I know we shouldn't get exercised about subheadings, which are generally not written by the author (and certainly not by the scientists). But, I give you: "Tightening one's belt in a recession is usually considered prudent, but women may be advised to do the opposite after a study found that in tough times stressed men turn to larger ladies for comfort." Oh no, we thought we were supposed to be thin, but now we might have made ourselves too thin for boys to like us! Let us cry hopelessly into our pillows ladies.
Thing is, there's a massive difference between the adrenaline and cortisol burst from a 10-minute mock job interview, and the complex physiological effects of long-term stress such as unemployment, poverty or economic uncertainty. A recession, for those at the sharp end, is really nothing like a few minutes of embarrassment.
To be fair, neither the scientists nor the bulk of the article make the recession comparison, they simply talk about stress. But there are other problems. White university undergraduates in London are not representative or typical of all human beings. Not only are they young, educated, well-fed, but they are embedded within one particular complex social system. Jane Austen's heroines develop accomplishments such as embroidery and piano playing to impress potential husbands. I think my boyfriend is a lot more impressed by me always carrying a penknife than my grade one piano certificate. The sensible strategies for life in one complex social system are not necessarily the sensible strategies for life in another complex social system. We can't draw conclusions about all humanity, or about our evolutionary programming, from the behaviour of 80 London undergraduates.

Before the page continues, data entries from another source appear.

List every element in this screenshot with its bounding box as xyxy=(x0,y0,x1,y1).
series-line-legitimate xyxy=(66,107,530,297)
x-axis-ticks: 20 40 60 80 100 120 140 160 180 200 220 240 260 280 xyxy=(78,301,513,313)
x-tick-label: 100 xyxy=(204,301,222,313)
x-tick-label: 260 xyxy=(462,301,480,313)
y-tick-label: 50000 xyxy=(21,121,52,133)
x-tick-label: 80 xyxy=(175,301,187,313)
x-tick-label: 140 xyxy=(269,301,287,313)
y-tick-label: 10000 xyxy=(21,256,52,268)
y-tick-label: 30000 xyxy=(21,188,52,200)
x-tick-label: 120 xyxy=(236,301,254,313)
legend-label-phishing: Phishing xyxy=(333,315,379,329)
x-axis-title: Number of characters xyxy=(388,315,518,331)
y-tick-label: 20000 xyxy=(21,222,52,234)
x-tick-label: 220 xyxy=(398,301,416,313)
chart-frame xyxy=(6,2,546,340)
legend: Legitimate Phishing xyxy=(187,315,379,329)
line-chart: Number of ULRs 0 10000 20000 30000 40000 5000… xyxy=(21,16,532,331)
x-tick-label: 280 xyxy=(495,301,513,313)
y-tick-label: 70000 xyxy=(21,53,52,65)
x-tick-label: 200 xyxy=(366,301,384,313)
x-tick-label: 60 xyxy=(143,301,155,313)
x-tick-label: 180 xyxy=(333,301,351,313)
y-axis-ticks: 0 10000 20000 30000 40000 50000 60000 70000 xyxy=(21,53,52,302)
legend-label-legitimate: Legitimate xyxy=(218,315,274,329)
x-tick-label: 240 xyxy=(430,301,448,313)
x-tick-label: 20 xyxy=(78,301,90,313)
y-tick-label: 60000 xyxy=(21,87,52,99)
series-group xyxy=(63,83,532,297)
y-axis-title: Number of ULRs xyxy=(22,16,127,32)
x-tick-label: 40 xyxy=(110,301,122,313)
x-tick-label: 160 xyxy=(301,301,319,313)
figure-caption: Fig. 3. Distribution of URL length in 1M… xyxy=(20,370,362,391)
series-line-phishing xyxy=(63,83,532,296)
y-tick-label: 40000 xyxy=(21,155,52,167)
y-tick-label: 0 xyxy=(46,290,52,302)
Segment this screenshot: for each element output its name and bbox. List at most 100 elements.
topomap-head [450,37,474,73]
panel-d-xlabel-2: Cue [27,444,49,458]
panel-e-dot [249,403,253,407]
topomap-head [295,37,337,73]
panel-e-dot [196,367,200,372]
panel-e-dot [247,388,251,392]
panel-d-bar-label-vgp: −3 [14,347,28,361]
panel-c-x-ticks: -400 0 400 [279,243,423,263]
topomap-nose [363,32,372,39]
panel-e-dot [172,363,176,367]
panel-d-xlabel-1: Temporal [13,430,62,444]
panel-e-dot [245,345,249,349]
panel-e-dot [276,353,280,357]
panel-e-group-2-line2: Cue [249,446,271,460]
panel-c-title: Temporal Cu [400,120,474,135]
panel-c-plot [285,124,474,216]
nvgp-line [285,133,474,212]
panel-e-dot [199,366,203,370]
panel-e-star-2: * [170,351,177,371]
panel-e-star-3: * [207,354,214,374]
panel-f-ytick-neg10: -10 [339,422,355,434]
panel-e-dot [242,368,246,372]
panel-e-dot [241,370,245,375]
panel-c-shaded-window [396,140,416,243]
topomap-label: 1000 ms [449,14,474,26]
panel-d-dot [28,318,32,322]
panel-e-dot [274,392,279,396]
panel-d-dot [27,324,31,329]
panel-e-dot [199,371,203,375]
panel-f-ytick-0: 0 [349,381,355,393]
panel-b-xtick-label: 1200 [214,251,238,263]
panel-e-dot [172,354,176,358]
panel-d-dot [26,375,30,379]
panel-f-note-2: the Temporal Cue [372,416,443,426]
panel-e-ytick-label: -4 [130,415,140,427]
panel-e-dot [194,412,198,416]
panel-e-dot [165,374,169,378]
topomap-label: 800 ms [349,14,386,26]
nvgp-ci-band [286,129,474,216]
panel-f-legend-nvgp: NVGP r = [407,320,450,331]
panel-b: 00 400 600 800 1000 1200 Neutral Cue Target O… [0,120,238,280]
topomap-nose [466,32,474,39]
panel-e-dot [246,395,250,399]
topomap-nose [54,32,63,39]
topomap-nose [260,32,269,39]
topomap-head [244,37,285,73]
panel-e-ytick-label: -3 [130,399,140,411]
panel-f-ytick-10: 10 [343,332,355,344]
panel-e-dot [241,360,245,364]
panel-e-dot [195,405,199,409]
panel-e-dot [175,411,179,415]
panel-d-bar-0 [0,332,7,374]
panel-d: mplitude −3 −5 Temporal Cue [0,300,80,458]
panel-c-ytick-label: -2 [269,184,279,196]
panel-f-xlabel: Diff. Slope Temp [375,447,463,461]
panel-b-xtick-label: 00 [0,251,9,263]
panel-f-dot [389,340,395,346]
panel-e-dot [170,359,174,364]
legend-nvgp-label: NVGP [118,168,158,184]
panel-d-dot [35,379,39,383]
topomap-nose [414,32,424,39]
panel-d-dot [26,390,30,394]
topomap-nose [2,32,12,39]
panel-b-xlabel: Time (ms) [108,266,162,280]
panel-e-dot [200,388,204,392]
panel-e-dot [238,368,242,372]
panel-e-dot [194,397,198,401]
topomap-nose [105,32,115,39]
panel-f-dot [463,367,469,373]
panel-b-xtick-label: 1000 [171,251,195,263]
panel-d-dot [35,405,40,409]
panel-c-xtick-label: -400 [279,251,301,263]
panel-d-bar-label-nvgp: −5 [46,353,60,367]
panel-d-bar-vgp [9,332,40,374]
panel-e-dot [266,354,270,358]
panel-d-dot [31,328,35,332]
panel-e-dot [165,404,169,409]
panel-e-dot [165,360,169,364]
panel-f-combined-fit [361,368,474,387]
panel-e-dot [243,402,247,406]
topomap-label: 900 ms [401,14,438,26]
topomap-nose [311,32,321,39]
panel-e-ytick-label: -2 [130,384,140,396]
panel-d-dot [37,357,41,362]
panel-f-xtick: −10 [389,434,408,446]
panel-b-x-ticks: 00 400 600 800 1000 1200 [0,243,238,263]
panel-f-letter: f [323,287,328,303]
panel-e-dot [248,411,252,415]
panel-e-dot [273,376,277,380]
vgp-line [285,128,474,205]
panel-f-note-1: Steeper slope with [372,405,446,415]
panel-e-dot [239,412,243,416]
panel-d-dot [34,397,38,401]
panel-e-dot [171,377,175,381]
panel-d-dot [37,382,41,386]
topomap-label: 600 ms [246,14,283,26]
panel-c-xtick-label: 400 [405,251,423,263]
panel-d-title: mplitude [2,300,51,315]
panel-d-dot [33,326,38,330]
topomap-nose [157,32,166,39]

There are also other possible explanations for these results. We live in a culture that sends us messages about what we are supposed to look like, and what we are supposed to find attractive. You see thousands of images of young, scantily clad women with unnatural body shapes every day. Of course this influences what people actually do and think. But even more, it influences what they think they think. And what they saythey think. It may be that many men naturally prefer slightly larger women than we're presented with as the cultural ideal, and this is overlaid by an idea of what we are "supposed" to like. Perhaps stress makes this natural preference leak out more. Part of their brain is too busy worrying to remember what they are supposed to like. This isn't a possibility the scientists seem to have considered. Innate preferences is all, let's ignore the effects of cultural programming.
There are thousands of psychology papers published every day. Why is it that a small and limited study, finding a very small effect, gets covered in the science media when so much else doesn't? Is this article, ironically, just another example of the cultural obsession with women's weight, which pop evolutionary psychology so studiously ignores?